CPE
454
Performance Evaluation and Simulation of Computer Networks
Theory and application of analytic methods for evaluating the performance and for capacity planning of computer networks. Review of the basic probability theory. Advanced methods in probabilistic analysis. Random processes. Markovian queuing models. Network protocols. Traffic modelling. Event driven simulation.
Prerequisites:
0612356
0612454
(3-0-3)
Credits and Contact Hours
3 credits, 43 hours
Course Instructor Name
Dr. Mohammad Awad, Prof. Hamid Al-Azemi
Textbook
- Leon Garcia, Probability, Statistics, and Random Processes for Electrical Engineering, 3rd edition, Prentice Hall, 2008, ISBN 0-13-147122-8
- Reference
- G. Bolch et al., Queuing Networks and Markov Chains, 2nd edition, Wiley- Interscience, 2005.
Catalog Description
Theory and application of analytic methods for evaluating the performance and for capacity planning of computer networks. Review of the basic probability theory. Advanced methods in probabilistic analysis. Random processes. Markovian queuing models. Network protocols. Traffic modeling.
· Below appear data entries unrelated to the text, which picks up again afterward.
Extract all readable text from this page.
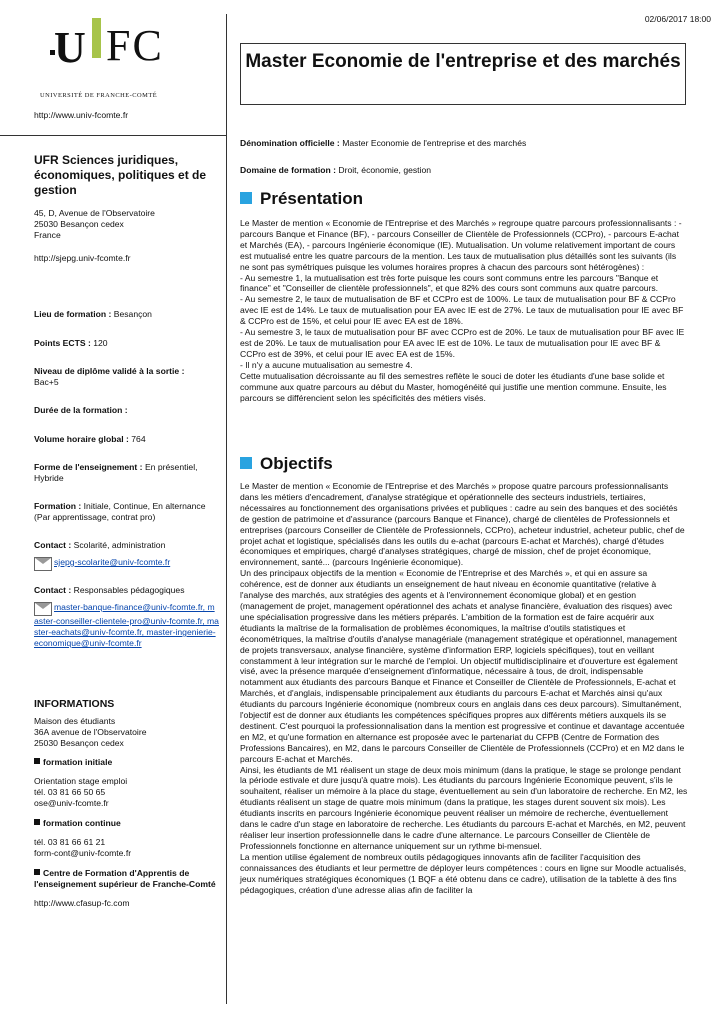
02/06/2017 18:00
U FC
UNIVERSITÉ DE FRANCHE-COMTÉ
http://www.univ-fcomte.fr

UFR Sciences juridiques, économiques, politiques et de gestion

45, D, Avenue de l'Observatoire
25030 Besançon cedex
France
http://sjepg.univ-fcomte.fr
Lieu de formation : Besançon
Points ECTS : 120
Niveau de diplôme validé à la sortie :
Bac+5
Durée de la formation :
Volume horaire global : 764
Forme de l'enseignement : En présentiel, Hybride
Formation : Initiale, Continue, En alternance (Par apprentissage, contrat pro)
Contact : Scolarité, administration
sjepg-scolarite@univ-fcomte.fr
Contact : Responsables pédagogiques
master-banque-finance@univ-fcomte.fr, master-conseiller-clientele-pro@univ-fcomte.fr, master-eachats@univ-fcomte.fr, master-ingenierie-economique@univ-fcomte.fr
INFORMATIONS
Maison des étudiants
36A avenue de l'Observatoire
25030 Besançon cedex
formation initiale
Orientation stage emploi
tél. 03 81 66 50 65
ose@univ-fcomte.fr
formation continue
tél. 03 81 66 61 21
form-cont@univ-fcomte.fr
Centre de Formation d'Apprentis de l'enseignement supérieur de Franche-Comté
http://www.cfasup-fc.com
Master Economie de l'entreprise et des marchés
Dénomination officielle : Master Economie de l'entreprise et des marchés
Domaine de formation : Droit, économie, gestion
Présentation

Le Master de mention « Economie de l'Entreprise et des Marchés » regroupe quatre parcours professionnalisants : - parcours Banque et Finance (BF), - parcours Conseiller de Clientèle de Professionnels (CCPro), - parcours E-achat et Marchés (EA), - parcours Ingénierie économique (IE). Mutualisation. Un volume relativement important de cours est mutualisé entre les quatre parcours de la mention. Les taux de mutualisation plus détaillés sont les suivants (ils ne sont pas symétriques puisque les volumes horaires propres à chacun des parcours sont hétérogènes) :

- Au semestre 1, la mutualisation est très forte puisque les cours sont communs entre les parcours "Banque et finance" et "Conseiller de clientèle professionnels", et que 82% des cours sont communs aux quatre parcours.

- Au semestre 2, le taux de mutualisation de BF et CCPro est de 100%. Le taux de mutualisation pour BF & CCPro avec IE est de 14%. Le taux de mutualisation pour EA avec IE est de 27%. Le taux de mutualisation pour IE avec BF & CCPro est de 15%, et celui pour IE avec EA est de 18%.

- Au semestre 3, le taux de mutualisation pour BF avec CCPro est de 20%. Le taux de mutualisation pour BF avec IE est de 20%. Le taux de mutualisation pour EA avec IE est de 10%. Le taux de mutualisation pour IE avec BF & CCPro est de 39%, et celui pour IE avec EA est de 15%.

- Il n'y a aucune mutualisation au semestre 4.

Cette mutualisation décroissante au fil des semestres reflète le souci de doter les étudiants d'une base solide et commune aux quatre parcours au début du Master, homogénéité qui justifie une mention commune. Ensuite, les parcours se différencient selon les spécificités des métiers visés.

Objectifs

Le Master de mention « Economie de l'Entreprise et des Marchés » propose quatre parcours professionnalisants dans les métiers d'encadrement, d'analyse stratégique et opérationnelle des secteurs industriels, tertiaires, nécessaires au fonctionnement des organisations privées et publiques : cadre au sein des banques et des sociétés de gestion de patrimoine et d'assurance (parcours Banque et Finance), chargé de clientèles de Professionnels et entreprises (parcours Conseiller de Clientèle de Professionnels, CCPro), acheteur industriel, acheteur public, chef de projet achat et logistique, spécialisés dans les outils du e-achat (parcours E-achat et Marchés), chargé d'études économiques et empiriques, chargé d'analyses stratégiques, chargé de mission, chef de projet économique, environnement, santé... (parcours Ingénierie économique).

Un des principaux objectifs de la mention « Economie de l'Entreprise et des Marchés », et qui en assure sa cohérence, est de donner aux étudiants un enseignement de haut niveau en économie quantitative (relative à l'analyse des marchés, aux stratégies des agents et à l'environnement économique global) et en gestion (management de projet, management opérationnel des achats et analyse financière, évaluation des risques) avec une spécialisation progressive dans les métiers préparés. L'ambition de la formation est de faire acquérir aux étudiants la maîtrise de la formalisation de problèmes économiques, la maîtrise d'outils statistiques et économétriques, la maîtrise d'outils d'analyse managériale (management stratégique et opérationnel, management de projets transversaux, analyse financière, système d'information ERP, logiciels spécifiques), tout en veillant constamment à leur intégration sur le marché de l'emploi. Un objectif multidisciplinaire et d'ouverture est également visé, avec la présence marquée d'enseignement d'informatique, nécessaire à tous, de droit, indispensable notamment aux étudiants des parcours Banque et Finance et Conseiller de Clientèle de Professionnels, E-achat et Marchés, et d'anglais, indispensable principalement aux étudiants du parcours E-achat et Marchés ainsi qu'aux étudiants du parcours Ingénierie économique (nombreux cours en anglais dans ces deux parcours). Simultanément, l'objectif est de donner aux étudiants les compétences spécifiques propres aux différents métiers auxquels ils se destinent. C'est pourquoi la professionnalisation dans la mention est progressive et continue et davantage accentuée en M2, et qu'une formation en alternance est proposée avec le partenariat du CFPB (Centre de Formation des Professions Bancaires), en M2, dans le parcours Conseiller de Clientèle de Professionnels (CCPro) et en M2 dans le parcours E-achat et Marchés.

Ainsi, les étudiants de M1 réalisent un stage de deux mois minimum (dans la pratique, le stage se prolonge pendant la période estivale et dure jusqu'à quatre mois). Les étudiants du parcours Ingénierie Economique peuvent, s'ils le souhaitent, réaliser un mémoire à la place du stage, éventuellement au sein d'un laboratoire de recherche. En M2, les étudiants réalisent un stage de quatre mois minimum (dans la pratique, les stages durent souvent six mois). Les étudiants inscrits en parcours Ingénierie économique peuvent réaliser un mémoire de recherche, éventuellement dans le cadre d'un stage en laboratoire de recherche. Les étudiants du parcours E-achat et Marchés, en M2, peuvent réaliser leur insertion professionnelle dans le cadre d'une alternance. Le parcours Conseiller de Clientèle de Professionnels fonctionne en alternance uniquement sur un rythme bi-mensuel.

La mention utilise également de nombreux outils pédagogiques innovants afin de faciliter l'acquisition des connaissances des étudiants et leur permettre de déployer leurs compétences : cours en ligne sur Moodle actualisés, jeux numériques stratégiques économiques (1 BQF a été obtenu dans ce cadre), utilisation de la tablette à des fins pédagogiques, création d'une adresse alias afin de faciliter la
Event-driven simulation.
Prerequisite
CpE-356
Specific Goals for the Course
Upon successful completion of this course, students will be able to:
- Learn and know how to apply Little's result. (Student outcomes: 1)
- Learn the definitions and physical meanings of the different performance measures used in the modeling of computer network.s (Student outcomes: 1)
- Obtain values of the different performance measures given a steady state distribution or from given data measurements. (Student outcomes: 1)
- Derive the performance measures either from the generating functions of the different distributions or derive the generating functions of given distributions. (Student outcomes: 1)
- Model either simple discrete time systems using Markov chains or simple continuous time systems using Markov processes and solve for the steady state probabilities. (Student outcomes: 1)
- Understand and be able to use birth-death systems to model computer systems and networks. (Student outcomes: 1)
- Use simple Markovian queues to model computer systems and networks. (Student outcomes: 1, 2)
- Understand the different random number generation techniques, and be able to apply them to generate samples from any given distribution. (Student outcomes: 1)
- Design and implement either a continuous or discrete event simulation. (Student outcomes: 2)
- Conduct simulation experiments and interpret the results. (Student outcomes: 2)
Topics to Be Covered
- Introduction to modeling, probability theory, combinatorics, random variables and stochastic processes; Little's result.
- Simulation techniques: random number generation; time-driven simulation; event-driven simulation.
- Markovian models: discrete Markov chains, and continuous Markov processes.
- Single queues: birth-death processes; M/M/1, M/M/*, M/M/1/L/M queues.